E’ un riflesso automatico, guardare al cielo, farsi domande e pensare in grande.
E’ la ricerca della felicità, una felicità che non deriva dai beni materiali o dalla perfezione esteriore.. Così sarebbe troppo facile no?
Quali sono i tuoi libri preferiti?
Il romanzo si apre con una citazione da 1984 di George Orwell, e ci tengo a dire che "Sorridi" deve molto ai grandi, grandissimo autori che ho amato e amo ancora leggere.
Non penso solo a Orwell ma anche a Moravia, a Buzzati con il suo eccezionale deserto dei tartari; ad autrici come Virginia Woolf o a stranieri soprattutto nell'anima come Carver, Roth, Homes.
Fonti inestimabili per chi, come me, ama scrivere.
E ispirarmi a voci così grandiose è stato fondamentale soprattutto per lo scopo del mio libro: raccontare il mondo in cui viviamo, la realtà in cui ognuno di noi oggi è calato.
Quando ci penso mi viene sempre in mente la citazione di Newton: "Se ho potuto guardare lontano, è perchè stavo sulle spalle dei giganti".
A chi consiglieresti di leggere il tuo libro?
Ho presentato il libro in diversi contesti, a serate letterarie, a incontri pubblici e anche nelle scuole, e ha riscosso sempre un ottimo interesse.
Non credo di avere un lettore tipo, se non quello che ama guardarsi intorno, che riflette sulle cose e usa l’ironia per governare il caos di questo pazzo mondo, e della sua vita.
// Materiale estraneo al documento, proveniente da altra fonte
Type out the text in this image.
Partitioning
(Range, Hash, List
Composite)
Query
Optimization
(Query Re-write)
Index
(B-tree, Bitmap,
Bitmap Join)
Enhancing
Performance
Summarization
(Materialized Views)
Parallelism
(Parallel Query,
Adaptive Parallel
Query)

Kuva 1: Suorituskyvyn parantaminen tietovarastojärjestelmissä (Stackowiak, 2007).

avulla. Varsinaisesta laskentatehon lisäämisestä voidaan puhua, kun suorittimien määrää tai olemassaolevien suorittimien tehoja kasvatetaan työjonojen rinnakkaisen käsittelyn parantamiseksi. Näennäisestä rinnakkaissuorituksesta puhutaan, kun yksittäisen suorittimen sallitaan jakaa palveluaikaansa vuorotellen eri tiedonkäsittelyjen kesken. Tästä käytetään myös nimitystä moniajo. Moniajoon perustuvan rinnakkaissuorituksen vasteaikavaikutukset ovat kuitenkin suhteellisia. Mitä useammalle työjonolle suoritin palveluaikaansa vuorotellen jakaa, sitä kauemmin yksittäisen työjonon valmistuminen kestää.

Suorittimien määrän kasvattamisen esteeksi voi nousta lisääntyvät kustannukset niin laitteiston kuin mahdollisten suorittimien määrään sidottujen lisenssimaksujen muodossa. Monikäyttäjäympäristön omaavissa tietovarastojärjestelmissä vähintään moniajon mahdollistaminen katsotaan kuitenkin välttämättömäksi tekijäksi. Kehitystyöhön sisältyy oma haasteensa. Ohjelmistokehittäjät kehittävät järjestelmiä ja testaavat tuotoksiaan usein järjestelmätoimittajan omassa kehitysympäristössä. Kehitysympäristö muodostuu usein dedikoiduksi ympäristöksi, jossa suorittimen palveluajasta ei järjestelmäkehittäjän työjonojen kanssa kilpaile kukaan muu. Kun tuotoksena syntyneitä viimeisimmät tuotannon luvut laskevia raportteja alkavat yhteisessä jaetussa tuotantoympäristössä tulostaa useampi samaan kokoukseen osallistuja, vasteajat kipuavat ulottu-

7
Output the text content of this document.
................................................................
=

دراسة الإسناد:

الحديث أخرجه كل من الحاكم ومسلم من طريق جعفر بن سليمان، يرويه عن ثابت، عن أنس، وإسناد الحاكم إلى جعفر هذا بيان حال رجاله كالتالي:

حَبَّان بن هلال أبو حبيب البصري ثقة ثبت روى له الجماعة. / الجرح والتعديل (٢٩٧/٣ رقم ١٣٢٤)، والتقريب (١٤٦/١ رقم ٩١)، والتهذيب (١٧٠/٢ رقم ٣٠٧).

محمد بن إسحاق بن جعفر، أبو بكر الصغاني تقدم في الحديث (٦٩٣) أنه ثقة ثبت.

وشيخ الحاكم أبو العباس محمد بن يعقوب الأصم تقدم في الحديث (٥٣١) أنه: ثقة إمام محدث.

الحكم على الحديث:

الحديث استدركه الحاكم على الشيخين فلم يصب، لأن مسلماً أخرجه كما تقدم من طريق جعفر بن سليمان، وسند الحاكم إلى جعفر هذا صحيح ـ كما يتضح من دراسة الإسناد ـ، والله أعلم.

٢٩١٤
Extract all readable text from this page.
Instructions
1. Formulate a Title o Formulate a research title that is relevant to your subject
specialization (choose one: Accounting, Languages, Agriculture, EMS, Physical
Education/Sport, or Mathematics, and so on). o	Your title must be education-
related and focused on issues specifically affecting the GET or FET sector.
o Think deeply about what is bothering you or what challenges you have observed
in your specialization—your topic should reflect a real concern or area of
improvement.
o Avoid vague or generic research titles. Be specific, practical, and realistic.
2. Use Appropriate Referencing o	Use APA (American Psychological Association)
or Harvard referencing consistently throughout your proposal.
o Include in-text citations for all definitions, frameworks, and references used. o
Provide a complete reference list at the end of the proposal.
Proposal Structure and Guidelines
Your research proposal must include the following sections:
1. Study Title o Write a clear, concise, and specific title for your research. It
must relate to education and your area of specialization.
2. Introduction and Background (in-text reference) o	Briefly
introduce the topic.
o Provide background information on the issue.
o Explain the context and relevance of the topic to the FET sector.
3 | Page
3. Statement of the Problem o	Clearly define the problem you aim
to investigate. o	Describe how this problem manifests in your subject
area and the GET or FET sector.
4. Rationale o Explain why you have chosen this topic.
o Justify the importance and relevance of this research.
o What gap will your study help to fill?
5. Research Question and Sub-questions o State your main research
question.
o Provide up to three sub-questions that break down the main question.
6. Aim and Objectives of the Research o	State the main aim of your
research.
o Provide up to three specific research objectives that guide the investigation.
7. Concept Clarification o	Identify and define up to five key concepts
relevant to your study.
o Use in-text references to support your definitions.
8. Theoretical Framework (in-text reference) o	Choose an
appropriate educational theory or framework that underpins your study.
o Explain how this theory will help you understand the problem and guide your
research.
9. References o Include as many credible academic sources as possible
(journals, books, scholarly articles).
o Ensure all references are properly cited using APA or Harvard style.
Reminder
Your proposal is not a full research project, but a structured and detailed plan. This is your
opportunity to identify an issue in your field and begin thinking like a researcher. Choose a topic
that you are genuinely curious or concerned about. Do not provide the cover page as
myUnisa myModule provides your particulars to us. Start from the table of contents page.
Credo possa piacere a quelli che ci credono, nei sogni, e nell’amore come gesto rivoluzionario: l’amore per se stessi, per gli altri, per la propria vita.
L'amore che più ci preme conoscere e avere e che troppo spesso ci perdiamo perché attenti a cose in realtà banali. La vera tragedia non è sbagliare, o perdere, il vero dramma è perdere l’occasione.
Non c’è nulla di peggio di una vita sprecata, buttata via per disattenzione.

Sognando un futuro diverso, dove piacerebbe vivere a Vittoria, la protagonista del tuo libro?
Esattamente dove viveva, nel mondo che ricorda.
Progetti futuri?
Ho da poco finito il tour promozionale del romanzo, e in questi mesi mi sono dedicata alla forma del racconto partecipando ad alcuni progetti con la mia casa editrice (L’Erudita).
Nei prossimi giorni esce una raccolta contenente un mio racconto con la Giulio Perrone Editore, un ritratto tragi-comico su Verona, la mia città. E sto ovviamente scrivendo il secondo romanzo.
Ho scelto un tema forte, e sarà una bella sfida.